BITS is publishing an Email Authentication Guide to its members and supports the effort by offering a Trusted Email Registry program for its members that includes DMARC support.
"Even as other communication channels are gaining momentum, email remains a well-used, established communication channel for consumers. Unfortunately, it also remains a mechanism used by cyber criminals to lure victims into providing private information or to implant malicious software. Email authentication is critical to protect consumers from harm and potential fraud," said Paul Smocer, BITS president. "BITS is pleased to provide ongoing support to DMARC as it progresses its efforts in bringing stakeholders together -- email and service providers with financial institutions -- to enable email senders and receivers to collaborate via DMARC specifications for strong email authentication. These efforts will help all consumers and in particular, customers of financial services institutions."
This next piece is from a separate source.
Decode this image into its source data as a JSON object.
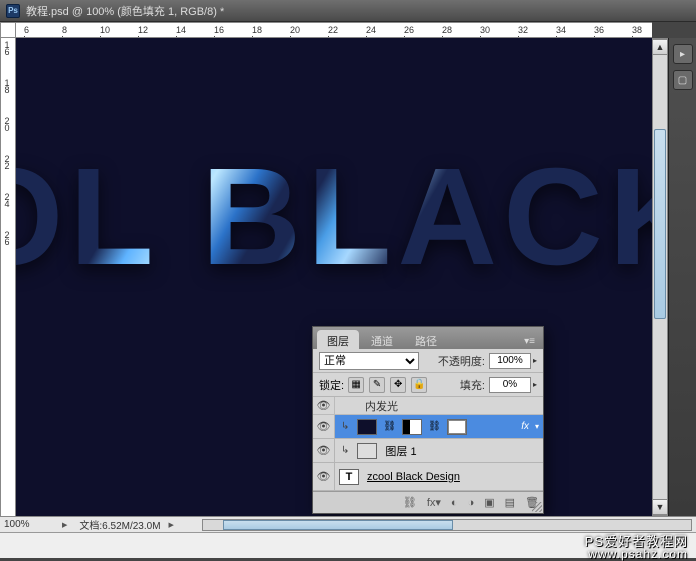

Interested organizations are encouraged to read the specification, join the dmarc-discuss mailing list at www.dmarc.org, and begin testing and deploying email authentication standards SPF, DKIM, and DMARC. DMARC.org members will be participating in discussions about the specification at MAAWG and RSA conferences in February. See www.dmarc.org for details.
DMARC.org (Domain-based Message Authentication, Reporting and Conformance) is an unincorporated working group made up of many of the world's leading email providers (AOL, Comcast, Google, Hotmail, NetEase, Yahoo! Mail), financial institutions and service providers (Bank of America, Fidelity Investments, J.P. Morgan Chase, PayPal), social media properties (American Greetings, Facebook, LinkedIn) and email security solutions providers (Agari, Cloudmark, Return Path, Trusted Domain Project). The group is dedicated to developing Internet standards to reduce the threat of email phishing and to improve coordination between email providers and mail sender domain owners.
The DMARC specification and further information can be found at www.dmarc.org.